You mentioned sending if you want to teach/learn a skill..to contact the experts and ask questions to deconstruct the skill.. this seems quite straight forward for sport skills but what about presentation skills..what sort of questions can you ask experts in public speaking?

Robert Aguilera
Robert Aguilera
6 years ago

Hey Tim,

Thanks for all the great info as always! Would you mind clarifying something for me? I’m trying to wrap my head around your technique to help myself

become a better developer. In the 4-Hour Chef, the “Di” part of DiSSS. You talk about helpers. I understand the context in which you explain them in terms of learning a language, but I’m having a hard time applying it to something like programming. The closest I can get to is something like understanding a fundamental key concept that enables understanding the rest. Any hints? Again, thanks for all you do.

~ Robert Aguilera

Vedant Shetty
Vedant Shetty
6 years ago

What do you think is better learning from a good coach or failing and learning yourself.

I think many people subconsciously try to avoid responsibility by depending on others(thinking that they just need XYZ course to make them a master in a particular field)

P.S: By others I mean me

david rose
david rose
5 years ago

Has a home meta learning for parkour type training and math for elementary age been done by anyone.

The 7 and 9 year olds taught themselves math before kindergarten, the 9 year old taught himself parkour, rope work and handstands on a trampoline at 6 and the 7 year old – 2 weeks after learning to walk would carry a gallon of milk in each hand and walk around – still a power lifter.

I want to pre train them the meta learning way – rather then the everyday way – before school starts and before we find them a gym (limited quality parkour/gymnastics in the area).
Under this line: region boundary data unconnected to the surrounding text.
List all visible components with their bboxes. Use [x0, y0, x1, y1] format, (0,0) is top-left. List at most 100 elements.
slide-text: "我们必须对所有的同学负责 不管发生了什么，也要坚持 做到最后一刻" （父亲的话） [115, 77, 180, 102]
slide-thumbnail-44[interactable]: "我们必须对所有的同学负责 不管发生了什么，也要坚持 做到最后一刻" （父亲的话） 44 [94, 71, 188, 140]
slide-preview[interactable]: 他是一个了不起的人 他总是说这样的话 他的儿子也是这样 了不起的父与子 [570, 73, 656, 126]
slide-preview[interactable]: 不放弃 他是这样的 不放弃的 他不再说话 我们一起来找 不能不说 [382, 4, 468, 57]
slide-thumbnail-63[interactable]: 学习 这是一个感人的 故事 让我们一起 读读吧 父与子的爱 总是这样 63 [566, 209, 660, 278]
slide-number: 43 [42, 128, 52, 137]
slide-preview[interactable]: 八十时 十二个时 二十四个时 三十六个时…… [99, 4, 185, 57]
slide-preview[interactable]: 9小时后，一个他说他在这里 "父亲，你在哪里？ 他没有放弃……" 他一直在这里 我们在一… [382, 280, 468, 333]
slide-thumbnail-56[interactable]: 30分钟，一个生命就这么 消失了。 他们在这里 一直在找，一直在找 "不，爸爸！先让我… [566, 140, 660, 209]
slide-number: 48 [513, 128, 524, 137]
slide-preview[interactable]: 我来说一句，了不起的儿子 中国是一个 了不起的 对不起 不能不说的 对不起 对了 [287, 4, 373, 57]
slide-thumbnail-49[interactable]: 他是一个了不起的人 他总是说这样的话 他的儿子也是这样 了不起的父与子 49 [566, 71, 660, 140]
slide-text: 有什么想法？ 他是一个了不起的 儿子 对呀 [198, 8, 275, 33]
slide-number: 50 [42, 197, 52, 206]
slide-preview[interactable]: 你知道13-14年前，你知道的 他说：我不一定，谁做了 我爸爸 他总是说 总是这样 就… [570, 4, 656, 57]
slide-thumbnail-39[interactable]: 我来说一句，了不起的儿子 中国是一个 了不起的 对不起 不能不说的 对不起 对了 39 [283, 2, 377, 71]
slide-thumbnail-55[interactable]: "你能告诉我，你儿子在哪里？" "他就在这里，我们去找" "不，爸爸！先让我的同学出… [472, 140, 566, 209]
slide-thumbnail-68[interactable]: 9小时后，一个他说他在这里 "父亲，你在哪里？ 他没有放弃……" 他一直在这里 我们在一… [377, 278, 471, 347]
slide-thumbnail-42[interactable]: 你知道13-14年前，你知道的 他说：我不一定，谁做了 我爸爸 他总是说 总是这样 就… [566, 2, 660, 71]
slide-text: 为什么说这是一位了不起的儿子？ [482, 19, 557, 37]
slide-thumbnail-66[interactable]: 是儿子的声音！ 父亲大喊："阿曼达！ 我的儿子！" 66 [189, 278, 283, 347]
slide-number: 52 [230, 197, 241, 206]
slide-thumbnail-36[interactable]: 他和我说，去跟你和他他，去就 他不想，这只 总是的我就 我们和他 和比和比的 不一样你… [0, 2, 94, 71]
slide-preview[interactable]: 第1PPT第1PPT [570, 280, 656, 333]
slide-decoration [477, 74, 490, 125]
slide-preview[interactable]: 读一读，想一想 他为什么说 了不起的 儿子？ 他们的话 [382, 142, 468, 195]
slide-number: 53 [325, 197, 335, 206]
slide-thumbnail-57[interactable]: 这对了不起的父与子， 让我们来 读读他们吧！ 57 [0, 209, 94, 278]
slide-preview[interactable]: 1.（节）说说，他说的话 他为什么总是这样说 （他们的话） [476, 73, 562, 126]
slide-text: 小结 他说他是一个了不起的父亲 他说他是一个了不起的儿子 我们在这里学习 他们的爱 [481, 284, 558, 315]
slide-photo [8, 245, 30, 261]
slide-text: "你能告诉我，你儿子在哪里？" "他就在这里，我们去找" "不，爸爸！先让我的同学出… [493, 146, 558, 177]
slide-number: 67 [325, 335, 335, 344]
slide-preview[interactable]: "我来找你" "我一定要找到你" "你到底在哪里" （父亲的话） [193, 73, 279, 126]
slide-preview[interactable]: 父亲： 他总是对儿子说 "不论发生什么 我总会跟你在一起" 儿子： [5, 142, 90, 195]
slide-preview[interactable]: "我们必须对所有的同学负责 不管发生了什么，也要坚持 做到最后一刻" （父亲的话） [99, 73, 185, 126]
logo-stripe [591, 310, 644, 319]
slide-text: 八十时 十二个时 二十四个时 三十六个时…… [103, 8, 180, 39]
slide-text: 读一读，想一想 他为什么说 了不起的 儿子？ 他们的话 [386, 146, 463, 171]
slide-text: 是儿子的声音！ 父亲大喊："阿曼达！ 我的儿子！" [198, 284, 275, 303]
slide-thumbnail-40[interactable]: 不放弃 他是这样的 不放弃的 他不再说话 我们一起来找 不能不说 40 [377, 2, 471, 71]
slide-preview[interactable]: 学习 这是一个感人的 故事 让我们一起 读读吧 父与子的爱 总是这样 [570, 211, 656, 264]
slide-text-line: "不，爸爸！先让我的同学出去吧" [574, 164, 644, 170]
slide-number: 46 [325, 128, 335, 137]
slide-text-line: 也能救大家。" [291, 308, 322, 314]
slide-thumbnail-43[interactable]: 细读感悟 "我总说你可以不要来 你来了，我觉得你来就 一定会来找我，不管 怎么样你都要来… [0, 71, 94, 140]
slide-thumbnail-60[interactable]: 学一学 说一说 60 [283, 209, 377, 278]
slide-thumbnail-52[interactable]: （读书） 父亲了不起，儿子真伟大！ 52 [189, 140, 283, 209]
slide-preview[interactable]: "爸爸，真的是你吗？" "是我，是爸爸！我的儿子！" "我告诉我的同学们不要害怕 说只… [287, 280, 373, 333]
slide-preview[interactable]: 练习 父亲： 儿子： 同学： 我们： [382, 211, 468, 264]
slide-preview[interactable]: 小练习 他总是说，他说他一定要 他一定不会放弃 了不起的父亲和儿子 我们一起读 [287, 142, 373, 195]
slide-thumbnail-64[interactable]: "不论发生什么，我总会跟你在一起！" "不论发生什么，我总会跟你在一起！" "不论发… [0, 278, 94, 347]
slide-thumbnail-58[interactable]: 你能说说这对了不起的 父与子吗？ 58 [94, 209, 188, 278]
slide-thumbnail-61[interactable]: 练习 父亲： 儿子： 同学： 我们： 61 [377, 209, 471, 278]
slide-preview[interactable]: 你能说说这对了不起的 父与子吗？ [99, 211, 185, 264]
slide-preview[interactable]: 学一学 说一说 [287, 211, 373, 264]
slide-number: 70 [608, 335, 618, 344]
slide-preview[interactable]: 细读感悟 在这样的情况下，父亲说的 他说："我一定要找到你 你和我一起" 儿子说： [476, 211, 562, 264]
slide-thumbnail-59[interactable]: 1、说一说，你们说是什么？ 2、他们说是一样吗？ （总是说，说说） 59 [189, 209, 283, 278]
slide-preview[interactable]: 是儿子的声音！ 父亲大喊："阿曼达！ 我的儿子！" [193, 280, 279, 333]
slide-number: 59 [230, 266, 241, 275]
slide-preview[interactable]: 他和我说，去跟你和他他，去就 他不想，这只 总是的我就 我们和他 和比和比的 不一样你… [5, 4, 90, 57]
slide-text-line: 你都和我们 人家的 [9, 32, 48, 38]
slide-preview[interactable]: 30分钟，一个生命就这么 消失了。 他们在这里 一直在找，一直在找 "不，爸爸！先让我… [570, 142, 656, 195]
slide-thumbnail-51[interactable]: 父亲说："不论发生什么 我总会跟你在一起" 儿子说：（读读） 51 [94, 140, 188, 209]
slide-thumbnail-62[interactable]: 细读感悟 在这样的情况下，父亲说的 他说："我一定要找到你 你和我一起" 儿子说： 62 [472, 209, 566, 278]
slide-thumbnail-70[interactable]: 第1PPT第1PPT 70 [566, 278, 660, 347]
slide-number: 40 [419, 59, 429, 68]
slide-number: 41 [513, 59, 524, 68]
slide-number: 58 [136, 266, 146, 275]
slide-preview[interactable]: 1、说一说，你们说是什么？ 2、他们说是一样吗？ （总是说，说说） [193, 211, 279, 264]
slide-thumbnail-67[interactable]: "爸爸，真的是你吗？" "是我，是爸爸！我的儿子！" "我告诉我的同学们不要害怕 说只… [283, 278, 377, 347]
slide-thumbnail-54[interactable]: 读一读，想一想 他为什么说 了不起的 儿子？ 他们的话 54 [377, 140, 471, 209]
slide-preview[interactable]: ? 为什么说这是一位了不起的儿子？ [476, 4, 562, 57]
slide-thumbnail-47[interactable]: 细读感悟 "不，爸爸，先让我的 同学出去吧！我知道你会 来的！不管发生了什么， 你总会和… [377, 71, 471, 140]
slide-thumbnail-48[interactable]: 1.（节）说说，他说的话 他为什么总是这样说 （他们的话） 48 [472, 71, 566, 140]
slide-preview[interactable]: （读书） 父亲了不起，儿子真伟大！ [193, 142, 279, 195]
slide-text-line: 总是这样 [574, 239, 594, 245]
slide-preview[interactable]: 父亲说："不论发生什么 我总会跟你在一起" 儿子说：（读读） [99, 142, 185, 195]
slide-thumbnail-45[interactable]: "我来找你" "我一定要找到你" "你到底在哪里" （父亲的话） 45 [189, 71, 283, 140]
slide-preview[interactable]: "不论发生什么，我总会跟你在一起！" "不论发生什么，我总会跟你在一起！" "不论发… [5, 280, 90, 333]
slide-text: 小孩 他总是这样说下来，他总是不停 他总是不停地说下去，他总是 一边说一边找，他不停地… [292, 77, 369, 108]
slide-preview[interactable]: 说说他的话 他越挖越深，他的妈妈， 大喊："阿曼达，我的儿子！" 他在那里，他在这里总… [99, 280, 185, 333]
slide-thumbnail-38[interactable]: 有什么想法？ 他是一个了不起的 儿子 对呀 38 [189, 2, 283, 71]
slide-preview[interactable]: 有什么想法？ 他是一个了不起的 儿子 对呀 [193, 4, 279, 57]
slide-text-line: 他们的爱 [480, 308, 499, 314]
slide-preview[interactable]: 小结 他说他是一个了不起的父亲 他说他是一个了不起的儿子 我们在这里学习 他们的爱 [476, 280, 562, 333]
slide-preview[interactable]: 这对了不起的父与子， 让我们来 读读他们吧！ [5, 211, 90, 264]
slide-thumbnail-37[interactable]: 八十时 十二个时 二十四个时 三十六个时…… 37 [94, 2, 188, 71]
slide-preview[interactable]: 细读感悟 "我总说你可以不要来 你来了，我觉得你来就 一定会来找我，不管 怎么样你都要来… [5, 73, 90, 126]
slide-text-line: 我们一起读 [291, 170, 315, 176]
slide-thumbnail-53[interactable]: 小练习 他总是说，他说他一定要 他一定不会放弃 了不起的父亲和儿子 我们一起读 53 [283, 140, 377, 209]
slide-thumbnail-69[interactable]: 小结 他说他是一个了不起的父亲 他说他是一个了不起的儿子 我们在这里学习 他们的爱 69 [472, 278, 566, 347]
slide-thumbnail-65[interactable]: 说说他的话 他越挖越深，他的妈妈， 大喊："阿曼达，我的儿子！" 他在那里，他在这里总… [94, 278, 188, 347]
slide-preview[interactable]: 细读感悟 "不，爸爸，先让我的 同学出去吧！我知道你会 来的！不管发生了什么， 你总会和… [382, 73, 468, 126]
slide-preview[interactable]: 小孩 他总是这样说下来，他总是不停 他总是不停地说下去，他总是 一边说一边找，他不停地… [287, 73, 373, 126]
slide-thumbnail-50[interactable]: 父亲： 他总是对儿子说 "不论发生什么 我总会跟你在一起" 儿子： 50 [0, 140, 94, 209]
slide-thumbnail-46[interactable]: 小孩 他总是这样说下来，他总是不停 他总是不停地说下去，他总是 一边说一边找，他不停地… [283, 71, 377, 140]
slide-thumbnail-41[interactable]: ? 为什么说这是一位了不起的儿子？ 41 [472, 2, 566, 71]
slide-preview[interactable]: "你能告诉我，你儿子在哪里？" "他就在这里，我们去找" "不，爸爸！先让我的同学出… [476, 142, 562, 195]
Any suggestions from the internatiinal followers.

suburbanbehemoth
suburbanbehemoth
4 years ago

Good Afternoon, TIm. I just wanted to say that I’m a big fan. I have four or your books, but I just found 4 Hour Chef at my local library and looking forward to ‘devour’ it. Keep up the great work.

Abby Gallagher
Abby Gallagher
2 years ago

I know I’m late to the game as I’m completely new to you and your work. I will get better acquainted.
I’m a real Chef. I just would like to say that learning to cook and thinking you’re a Chef to me is akin to Person who learned to cut with a knife calling themself a surgeon. So, I’m not a fan already but I’m going to try and learn something from you.